The Importance of Preliminary Sketches
By Lyudmil Simeonov, MD, PhD
The ability to configure a preliminary plan as a drawing gives the surgeon better orientation and security for the pending procedure.
It is well known that the hand is a complex sensory and motor organ. The morphology of the hand consists of intricate heterogeneous structures that are unforgiving to injury. Operative treatment of the hand requires from the surgeon an ability to manipulate & orient the injured structures in 3 dimensions. As a junior surgeon, I had difficulty accurately visualizing the damage that had occurred. At that time, diagnostic imaging was not so detailed, and in order to form a clear picture of the pathology, I made drawings. For each more complex case, I prepared drawings and schemes that I hung in the operating theatre, and this became a habit. I believe that the ability to configure a preliminary plan as a drawing gives the surgeon better orientation and security for the pending procedure. During my student years, I had the opportunity to receive non-professional training on the basics of drawing and painting, which helped me develop this skill. In this regard, I have great admiration for the work of Dr. William Littler. His professional sketches are an aesthetic addition to his huge contribution to the understanding and treatment of hand diseases.

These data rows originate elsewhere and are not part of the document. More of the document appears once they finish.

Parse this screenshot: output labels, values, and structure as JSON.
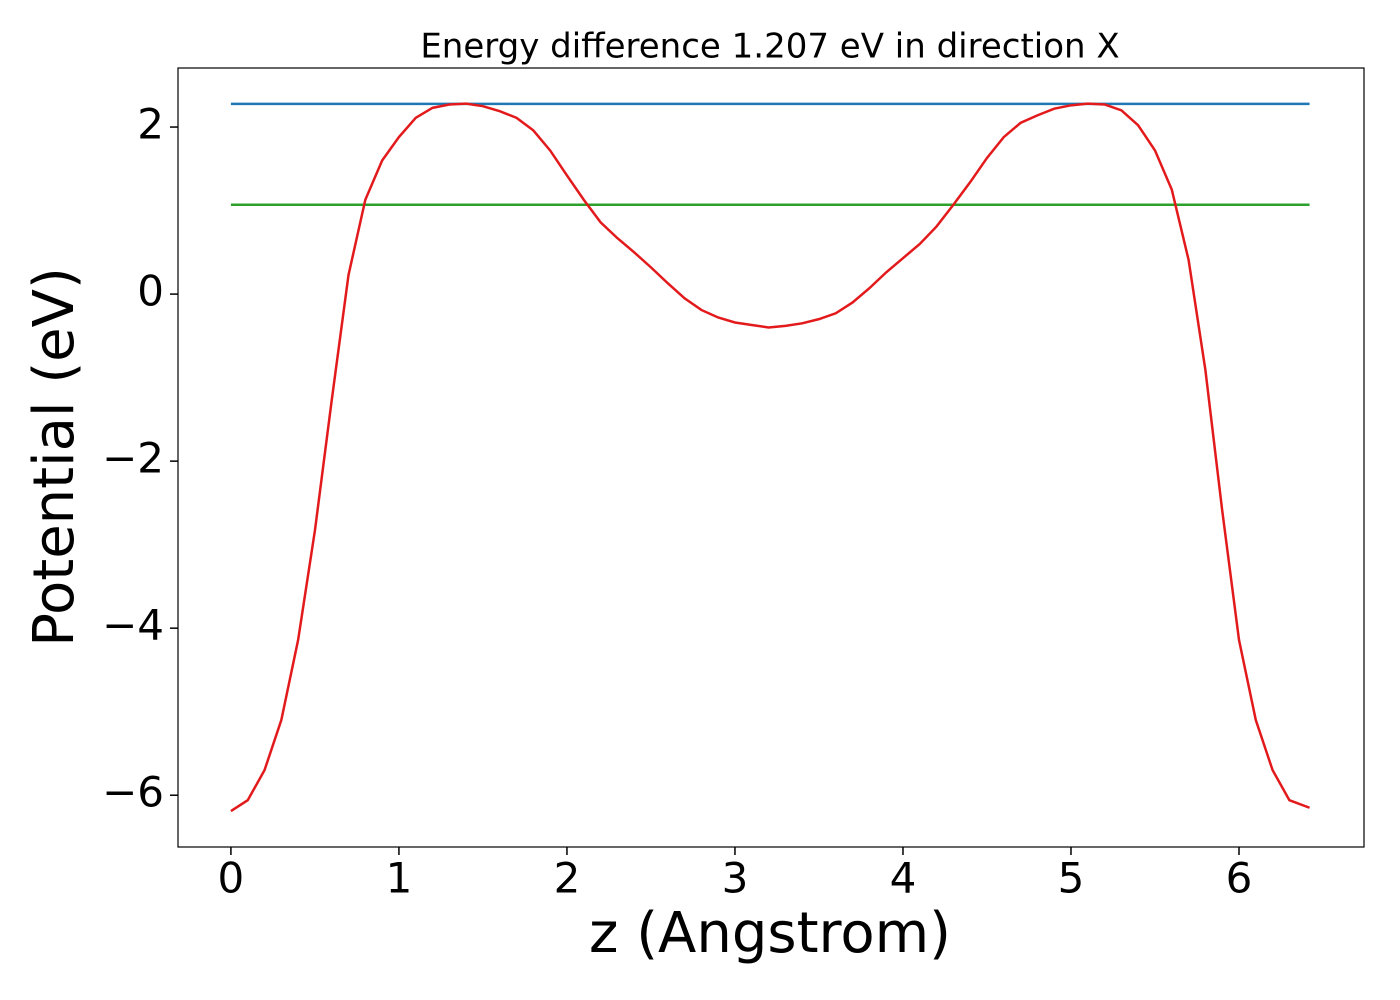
{
  "chart_data": {
    "type": "line",
    "title": "Energy difference 1.207 eV in direction X",
    "xlabel": "z (Angstrom)",
    "ylabel": "Potential (eV)",
    "xlim": [
      -0.315,
      6.744
    ],
    "ylim": [
      -6.62,
      2.707
    ],
    "xticks": [
      0,
      1,
      2,
      3,
      4,
      5,
      6
    ],
    "yticks": [
      {
        "value": -6,
        "label": "−6"
      },
      {
        "value": -4,
        "label": "−4"
      },
      {
        "value": -2,
        "label": "−2"
      },
      0,
      2
    ],
    "series": [
      {
        "color": "#1f77b4",
        "x": [
          0,
          6.42
        ],
        "values": [
          2.277,
          2.277
        ]
      },
      {
        "color": "#2ca02c",
        "x": [
          0,
          6.42
        ],
        "values": [
          1.07,
          1.07
        ]
      },
      {
        "color": "#e31a1c",
        "x": [
          0,
          0.1,
          0.2,
          0.3,
          0.4,
          0.5,
          0.6,
          0.7,
          0.8,
          0.9,
          1.0,
          1.1,
          1.2,
          1.3,
          1.4,
          1.5,
          1.6,
          1.7,
          1.8,
          1.9,
          2.0,
          2.1,
          2.2,
          2.3,
          2.4,
          2.5,
          2.6,
          2.7,
          2.8,
          2.9,
          3.0,
          3.1,
          3.2,
          3.3,
          3.4,
          3.5,
          3.6,
          3.7,
          3.8,
          3.9,
          4.0,
          4.1,
          4.2,
          4.3,
          4.4,
          4.5,
          4.6,
          4.7,
          4.8,
          4.9,
          5.0,
          5.1,
          5.2,
          5.3,
          5.4,
          5.5,
          5.6,
          5.7,
          5.8,
          5.9,
          6.0,
          6.1,
          6.2,
          6.3,
          6.42
        ],
        "values": [
          -6.19,
          -6.06,
          -5.7,
          -5.1,
          -4.14,
          -2.83,
          -1.27,
          0.23,
          1.13,
          1.6,
          1.88,
          2.11,
          2.23,
          2.27,
          2.28,
          2.25,
          2.19,
          2.11,
          1.96,
          1.72,
          1.42,
          1.13,
          0.86,
          0.67,
          0.5,
          0.32,
          0.13,
          -0.05,
          -0.19,
          -0.28,
          -0.34,
          -0.37,
          -0.4,
          -0.38,
          -0.35,
          -0.3,
          -0.23,
          -0.1,
          0.07,
          0.26,
          0.43,
          0.6,
          0.81,
          1.07,
          1.34,
          1.63,
          1.88,
          2.05,
          2.14,
          2.22,
          2.26,
          2.28,
          2.27,
          2.2,
          2.02,
          1.72,
          1.25,
          0.41,
          -0.91,
          -2.59,
          -4.14,
          -5.1,
          -5.7,
          -6.06,
          -6.15
        ]
      }
    ]
  }
}
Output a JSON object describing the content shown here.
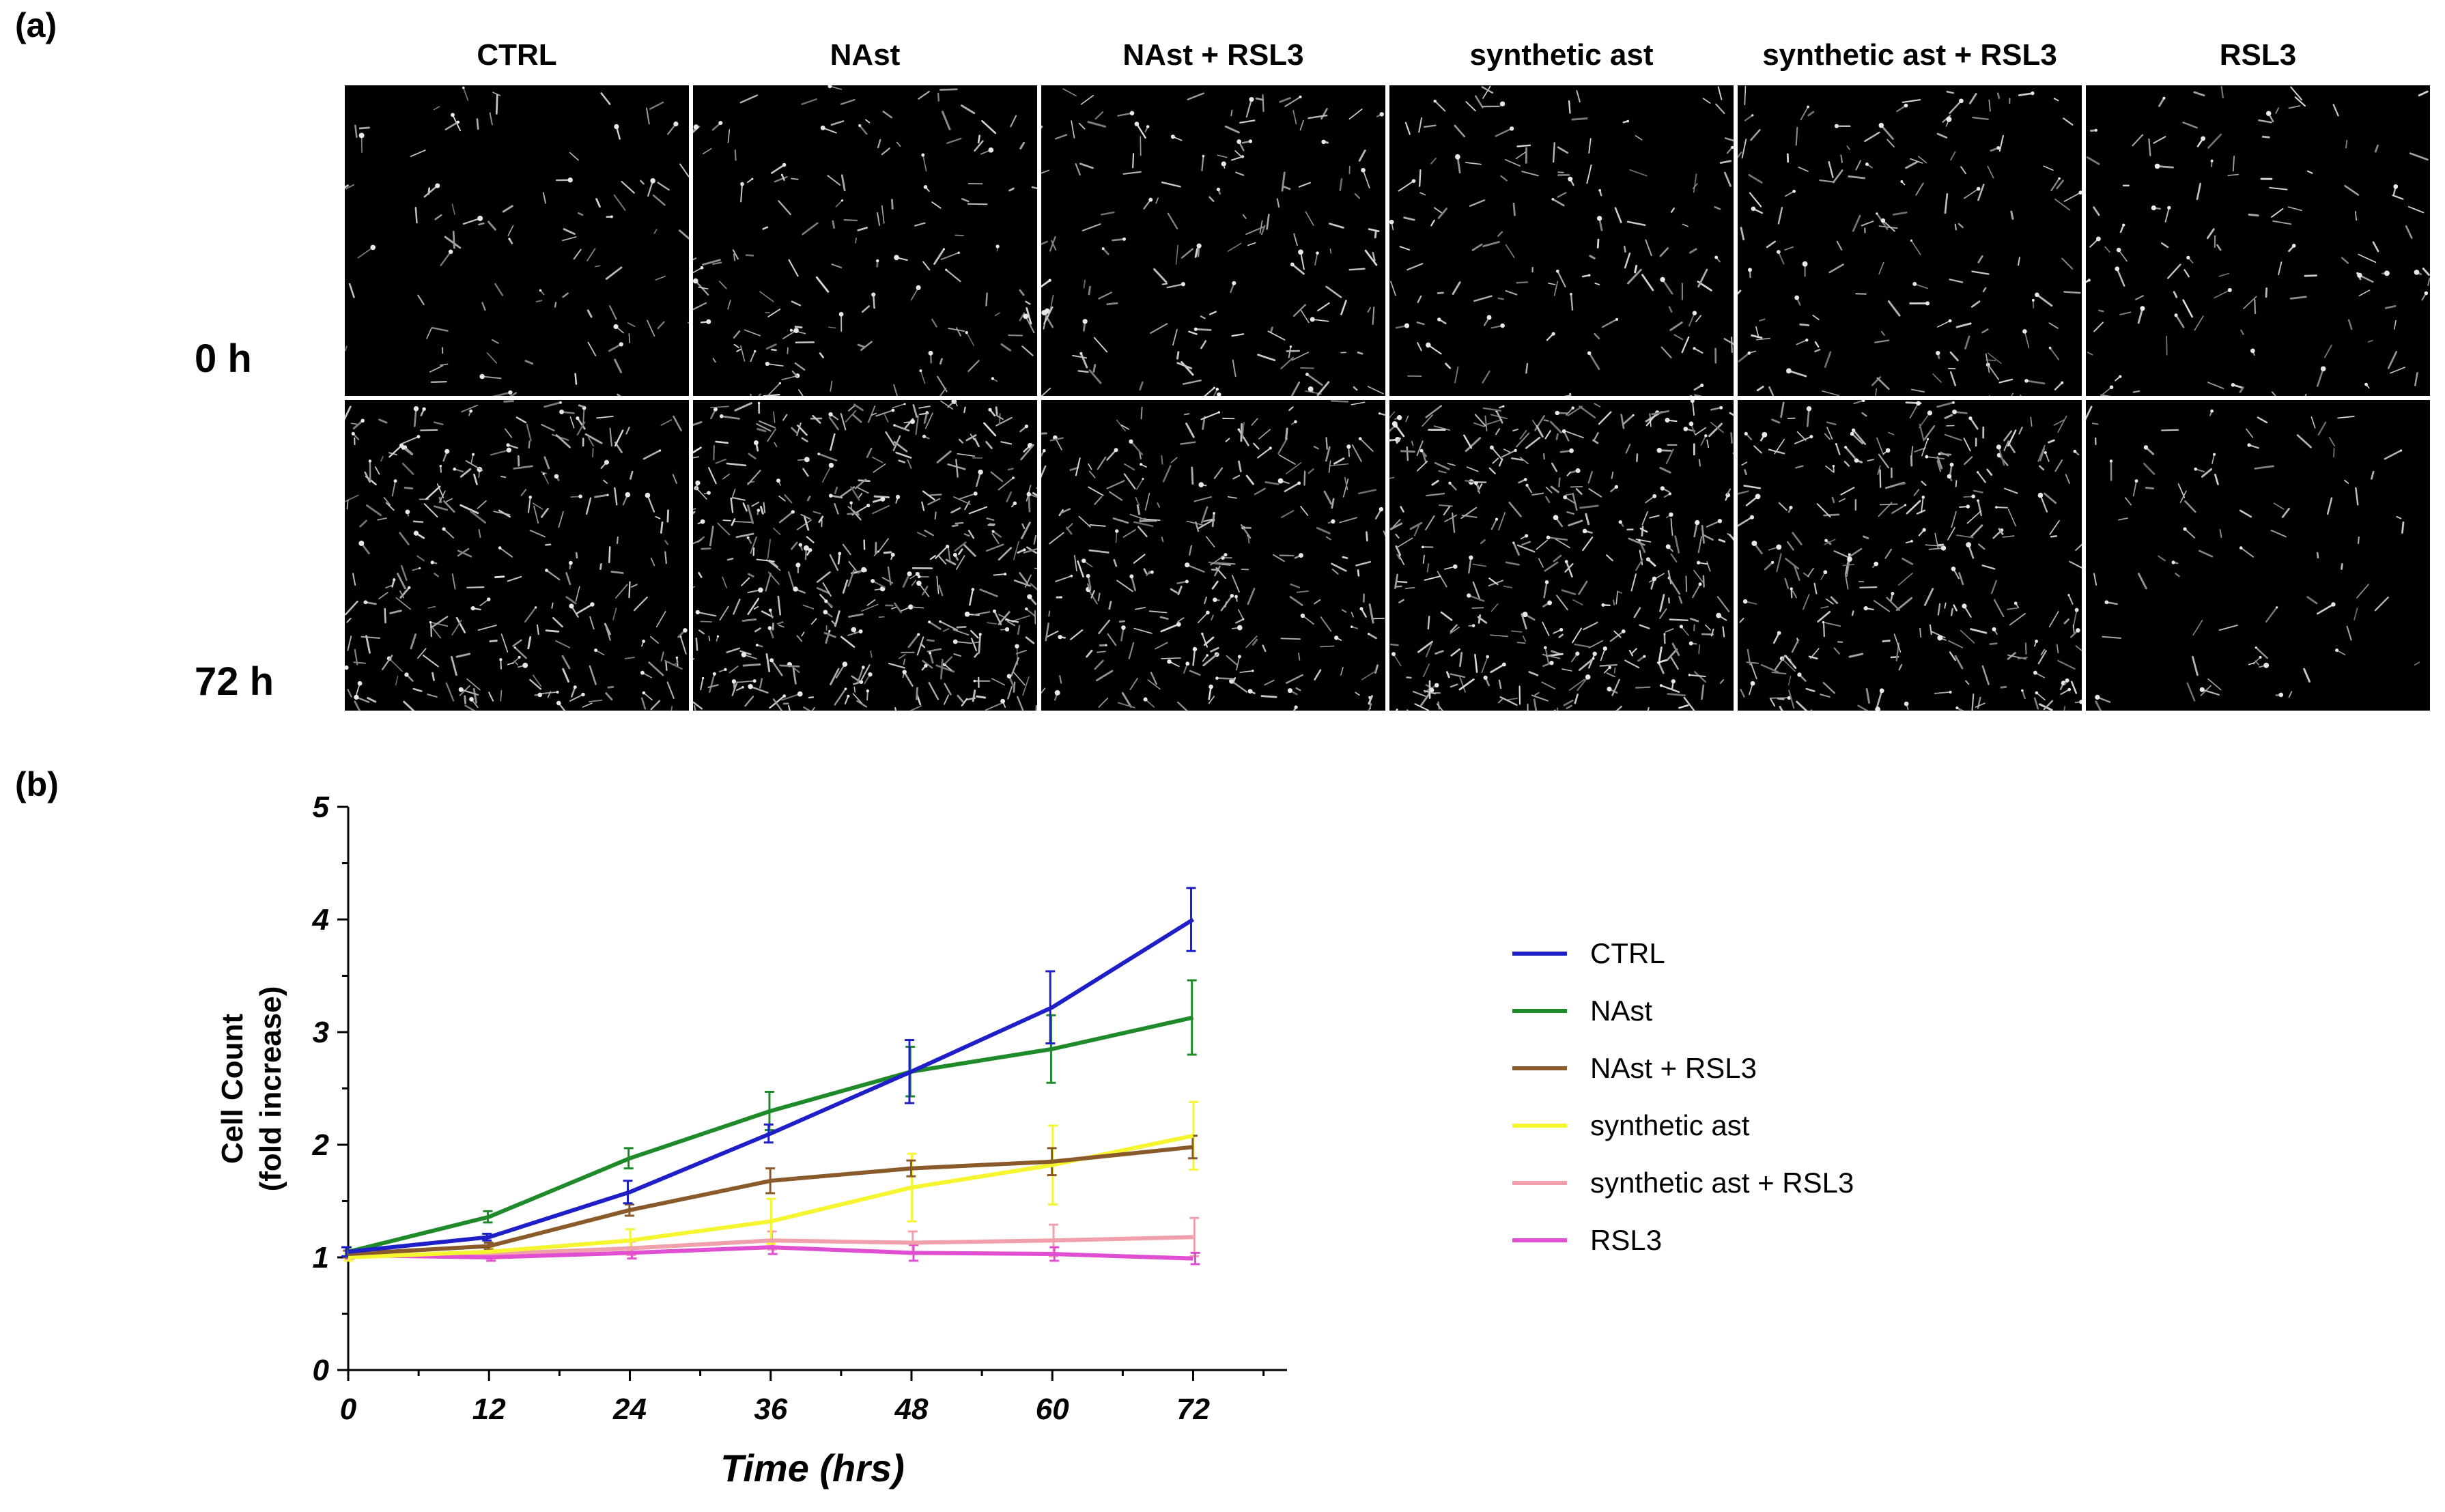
{
  "panel_a": {
    "label": "(a)",
    "columns": [
      "CTRL",
      "NAst",
      "NAst + RSL3",
      "synthetic ast",
      "synthetic ast + RSL3",
      "RSL3"
    ],
    "rows": [
      "0 h",
      "72 h"
    ]
  },
  "panel_b": {
    "label": "(b)"
  },
  "chart_data": {
    "type": "line",
    "title": "",
    "xlabel": "Time (hrs)",
    "ylabel": "Cell Count (fold increase)",
    "ylabel_lines": [
      "Cell Count",
      "(fold increase)"
    ],
    "x": [
      0,
      12,
      24,
      36,
      48,
      60,
      72
    ],
    "xticks": [
      "0",
      "12",
      "24",
      "36",
      "48",
      "60",
      "72"
    ],
    "yticks": [
      "0",
      "1",
      "2",
      "3",
      "4",
      "5"
    ],
    "xlim": [
      0,
      80
    ],
    "ylim": [
      0,
      5
    ],
    "grid": false,
    "legend": "right",
    "series": [
      {
        "name": "CTRL",
        "color": "#1f1fc8",
        "values": [
          1.05,
          1.18,
          1.58,
          2.1,
          2.65,
          3.22,
          4.0
        ],
        "errors": [
          0.04,
          0.03,
          0.1,
          0.08,
          0.28,
          0.32,
          0.28
        ]
      },
      {
        "name": "NAst",
        "color": "#1f8a2a",
        "values": [
          1.05,
          1.36,
          1.88,
          2.3,
          2.65,
          2.85,
          3.13
        ],
        "errors": [
          0.04,
          0.05,
          0.09,
          0.17,
          0.22,
          0.3,
          0.33
        ]
      },
      {
        "name": "NAst + RSL3",
        "color": "#8b5a2b",
        "values": [
          1.03,
          1.1,
          1.42,
          1.68,
          1.79,
          1.85,
          1.98
        ],
        "errors": [
          0.03,
          0.03,
          0.05,
          0.11,
          0.07,
          0.12,
          0.1
        ]
      },
      {
        "name": "synthetic ast",
        "color": "#f5f530",
        "values": [
          1.0,
          1.05,
          1.15,
          1.32,
          1.62,
          1.82,
          2.08
        ],
        "errors": [
          0.03,
          0.04,
          0.1,
          0.2,
          0.3,
          0.35,
          0.3
        ]
      },
      {
        "name": "synthetic ast + RSL3",
        "color": "#f0a0aa",
        "values": [
          1.02,
          1.03,
          1.08,
          1.15,
          1.13,
          1.15,
          1.18
        ],
        "errors": [
          0.03,
          0.03,
          0.06,
          0.08,
          0.1,
          0.14,
          0.17
        ]
      },
      {
        "name": "RSL3",
        "color": "#e04ed2",
        "values": [
          1.02,
          1.0,
          1.04,
          1.09,
          1.04,
          1.03,
          0.99
        ],
        "errors": [
          0.03,
          0.03,
          0.05,
          0.06,
          0.07,
          0.06,
          0.05
        ]
      }
    ]
  }
}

This process of making preliminary sketches is especially useful in treatment of multifragmental, intra-articular fractures. Figures 1-4 depict an intraarticular fracture-dislocation of the radiocarpal joint. On the basis of routine X-ray projections and CT scan images, I first made drawings of the displaced fracture-dislocation (Figure 1). The next sketch depicts how the fracture should look after reduction and fixation (Figure 2). In this case example, the avulsed volar-ulnar edge required the use of fragment specific fixation. The small fragment size would not allow its fixation solely by the volar locking plate (Figures 3 and 4). I also use this technique for teaching purposes to help the hand surgery fellows to understand and learn the algorithm of diagnosis and treatment of the different fractures. I advise them to prepare drawings and sketches for upcoming cases. These drawings improve orientation to the nature of the damage, and train a surgeon’s hand– a skill that is important in surgery and microsurgery of the hand.